Лишь  немногие  решаются  проникнуть в глубины этого замка. Нужно быть героем, чтобы решиться на такое  путешествие.  Таким героем в психологии и психопатологии двадцатого века был Фрейд. Фрейд  –  «самый  великий  психопатолог», как характеризует его Лэнг, сошел в «Преисподнюю» человеческого сознания и «встретился там с абсолютным ужасом» (180).

Согласно Фрейду, невроз в наше время заменяет монастырь,  в который  обычно удалялись те, кто разочаровался в жизни или которые чувствовали себя слишком слабыми для жизни.

И именно в «преисподней» человеческого сознания, в глубинах личности сможем мы обнаружить  тот  патогенетический  механизм, тот  монастырский  устав,  который вызывает движение стрелок на невротических часах, звон невротических колоколов и  замысловатую динамику невротической симптоматики на фасаде невротической личности.

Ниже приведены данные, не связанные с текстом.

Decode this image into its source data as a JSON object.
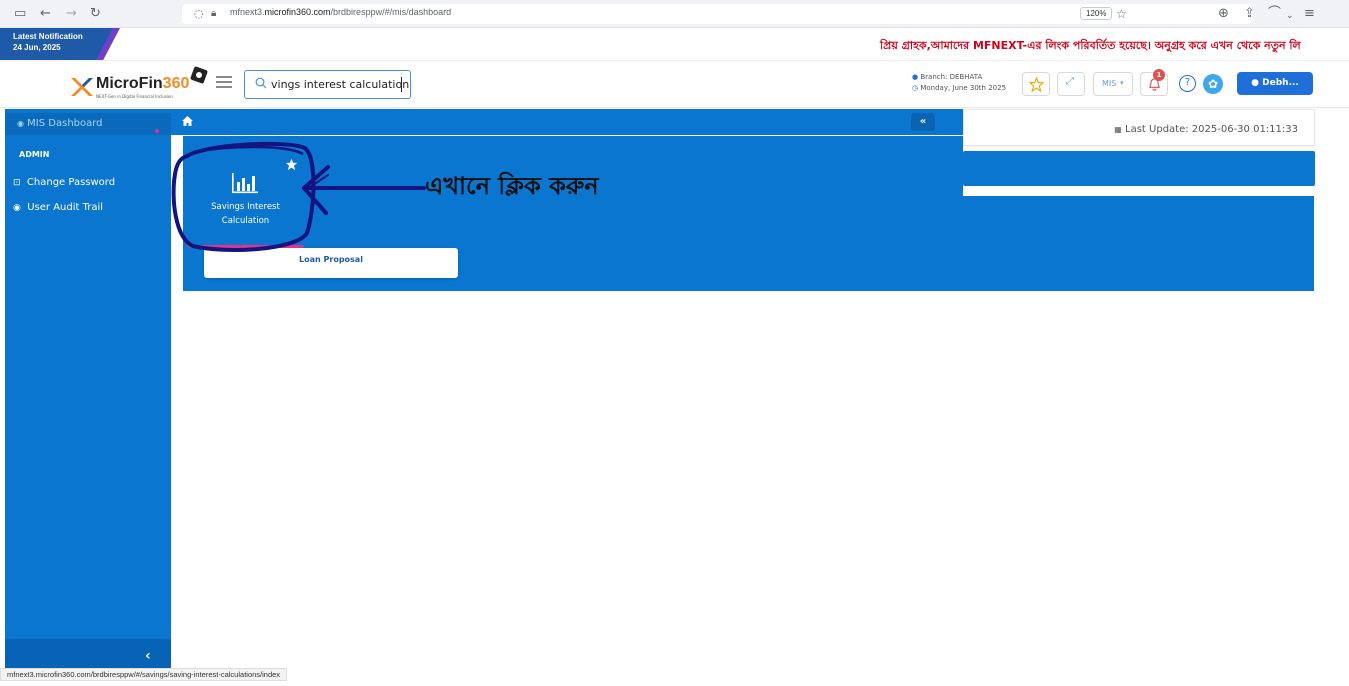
{
  "browser": {
    "url_prefix": "mfnext3.",
    "url_domain": "microfin360.com",
    "url_path": "/brdbiresppw/#/mis/dashboard",
    "zoom": "120%"
  },
  "notification": {
    "title": "Latest Notification",
    "date": "24 Jun, 2025",
    "marquee": "প্রিয় গ্রাহক,আমাদের MFNEXT-এর লিংক পরিবর্তিত হয়েছে। অনুগ্রহ করে এখন থেকে নতুন লি"
  },
  "header": {
    "logo_main": "MicroFin",
    "logo_accent": "360",
    "logo_sub": "NEXT-Gen in Digital Financial Inclusion",
    "search_value": "vings interest calculation",
    "branch": "Branch: DEBHATA",
    "date": "Monday, June 30th 2025",
    "mis_label": "MIS",
    "notif_count": "1",
    "user_label": "Debh...",
    "colors": {
      "primary": "#0b76d0",
      "accent": "#e0338b",
      "brand_orange": "#f28c28"
    }
  },
  "sidebar": {
    "active": "MIS Dashboard",
    "section": "ADMIN",
    "items": [
      {
        "label": "Change Password",
        "icon": "lock-icon"
      },
      {
        "label": "User Audit Trail",
        "icon": "eye-icon"
      }
    ]
  },
  "content": {
    "last_update": "Last Update: 2025-06-30 01:11:33",
    "cards": [
      {
        "label_line1": "Savings Interest",
        "label_line2": "Calculation",
        "icon": "bar-chart-icon",
        "favorite": true
      },
      {
        "label": "Loan Proposal"
      }
    ],
    "annotation": "এখানে ক্লিক করুন"
  },
  "status_bar": {
    "url": "mfnext3.microfin360.com/brdbiresppw/#/savings/saving-interest-calculations/index"
  }
}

По  этой  же  аналогии шизофрению можно сравнить с «Замком» Кафки. Что касается симптоматологии, синдромологии и  эпидемиологии  шизофрении, то считается, что в плане клинических описаний мы вряд ли сможем достигнуть большего, нежели это было сделано классиками в конце 19–го начале 20–го века. Однако все попытки проникнуть в сущность данного феномена остаются безуспешными. Яркие клинические формы и проявления шизофрении  при  попытке  их  «поймать»  проходят  сквозь руки исследователей, как воздух. Стоит отойти подальше и шизофрения как клинический  феномен  во  всем  своем блеске предстает перед нами, стоит к ней приблизится – и она рассыпается на наших глазах на тысячи никак не связанных между собой осколков.

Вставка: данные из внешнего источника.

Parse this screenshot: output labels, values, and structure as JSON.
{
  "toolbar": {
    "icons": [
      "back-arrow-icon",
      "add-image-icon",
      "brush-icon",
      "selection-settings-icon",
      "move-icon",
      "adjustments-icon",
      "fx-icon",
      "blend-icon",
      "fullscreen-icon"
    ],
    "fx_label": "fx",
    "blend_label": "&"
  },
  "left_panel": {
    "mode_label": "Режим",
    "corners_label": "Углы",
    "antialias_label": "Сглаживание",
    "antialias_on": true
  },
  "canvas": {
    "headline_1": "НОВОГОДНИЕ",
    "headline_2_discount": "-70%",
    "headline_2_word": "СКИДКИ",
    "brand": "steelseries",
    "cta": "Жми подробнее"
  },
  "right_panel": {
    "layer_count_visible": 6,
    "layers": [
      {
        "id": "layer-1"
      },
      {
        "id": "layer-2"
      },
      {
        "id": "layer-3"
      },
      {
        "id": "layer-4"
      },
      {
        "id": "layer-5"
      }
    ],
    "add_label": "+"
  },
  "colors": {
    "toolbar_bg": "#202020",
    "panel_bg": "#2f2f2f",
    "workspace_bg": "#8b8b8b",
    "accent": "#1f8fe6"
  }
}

Я пишу это для того, чтобы подчеркнуть, что онтогенетический подход к неврозам – это не теория, которая пытается  объяснить  сущность  всех  невротических нарушений. Это лишь один из взглядов на одну из сторон невротической психопатологии, не отрицающий и не подменяющий других взглядов и других подходов.    Единственная цель данного подхода – показать, что в неврозе есть  и  это.  Есть неврозы, сущность которых невозможно понять без учета онтогенетической динамики индивидуального и личностного бытия.

Невротик – это человек, который, не будучи способным развиваться дальше, не желает опускаться вместе со всеми и  получать то примитивное удовольствие, которое в избытке дает примитивная жизнь,  и  зависает  тем  самым в вакууме. Он оказывается между двумя «не»: не могу и не хочу. Он не хочет пожертвовать определенной долей аутентичности ради идентификационных процессов,  и ему недостаточно собственной аутентичности при отсутствии идентичности. Невротик недальновиден. Он всегда забывает, стреляя в далеко стоящую мишень, что пуля подчиняется не только силе, выталкивающей ее из ствола, но и земному притяжению. И чем дальше летит  пуля, тем больше ее клонит к земле, тем выше и недостижимее остается цель.

Таков, в целом, патогенетический механизм  возможного  рассогласования  между  индивидуальным  и  личностным онтогенезом, между индивидуальным и личностным функционированием, патогенетический механизм тревожности, психического напряжения, истощения и других вариантов патологической  защиты  от  возникающего индивидуально–личностного конфликта.

Все это имеет с моей точки зрения огромное значение для понимания  глубинных индивидуальных корней возникновения и формирования различных форм девиантного поведения и девиаций личности, а также различных форм пограничной психопатологической симптоматики.

Все  это позволяет несколько по иному взглянуть на роль онтогенеза в механизме возникновения многих пограничных (а  может быть и не только пограничных) нервно–психических расстройств.